Analysis and Implications
The most striking outcome is that specialization for proof generation does not translate to effective proof evaluation. Specialized provers, trained via SFT/RL on correct proofs, have not internalized robust error detection or grading mechanisms; this suggests that their representations are not suited for critique, only constructive synthesis. In contrast, judge LLMs and frontier generalists, exposed to broad preference data and trained for discernment rather than construction, generalize preference-evaluation capabilities to the formal domain—even in the absence of Lean-specific data.
This has substantial implications for both methodology and system design in formal mathematics and software verification:
- Reward modeling for formal reasoning will likely require data and objectives explicitly involving error detection and critique, not merely reinforcement on correct solutions.
- The generation-evaluation gap mirrors analogous deficiencies in code LLMs, where writing code does not imply debugging proficiency.
- Improvements in reward models on FormalRewardBench may enable denser, more informative credit assignment in RL for theorem proving, potentially accelerating progress in autoformalization and certified mathematics.
- There is an evident need for hybrid pipelines where learned reward models augment (but do not replace) formal verification, particularly for inference-time proof selection, curriculum construction, or adversarial example mining.
Future Directions
Future research is suggested in the following areas:
- Development of robust, fine-grained reward models trained on explicit proof evaluation data—including negative and partially correct examples—which could improve RL training and proof selection schemes for neural provers.
- Process-level evaluation: Extending the benchmark to handle step-by-step, intermediate proof state comparisons for even finer feedback.
- Benchmark and evaluation expansion: Adapting FormalRewardBench methodologies to other proof assistants such as Coq or Isabelle, and to domains beyond mathematics, including program verification and logic.
- Systematic mitigation of position bias in judge LLM architectures and inference procedures.
Conclusion
FormalRewardBench (2605.10141) establishes a foundational, controlled platform for evaluating reward models in formal theorem proving.
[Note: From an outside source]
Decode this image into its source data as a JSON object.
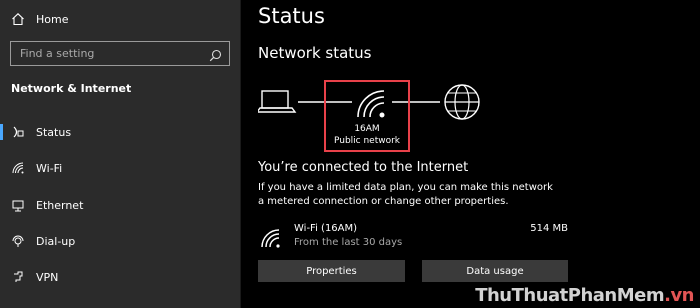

Its comprehensive construction using expert-designed error strategies reveals the limitations of current generation-focused approaches, particularly the failure of specialized provers to robustly evaluate proof correctness. The benchmark elucidates the transferability of preference-based LLM training and underscores the need for direct, critical evaluation objectives in future formal reasoning systems. Public availability of the benchmark promises to catalyze progress in the development of reliable, informative reward modeling tools for mathematics, logic, and beyond.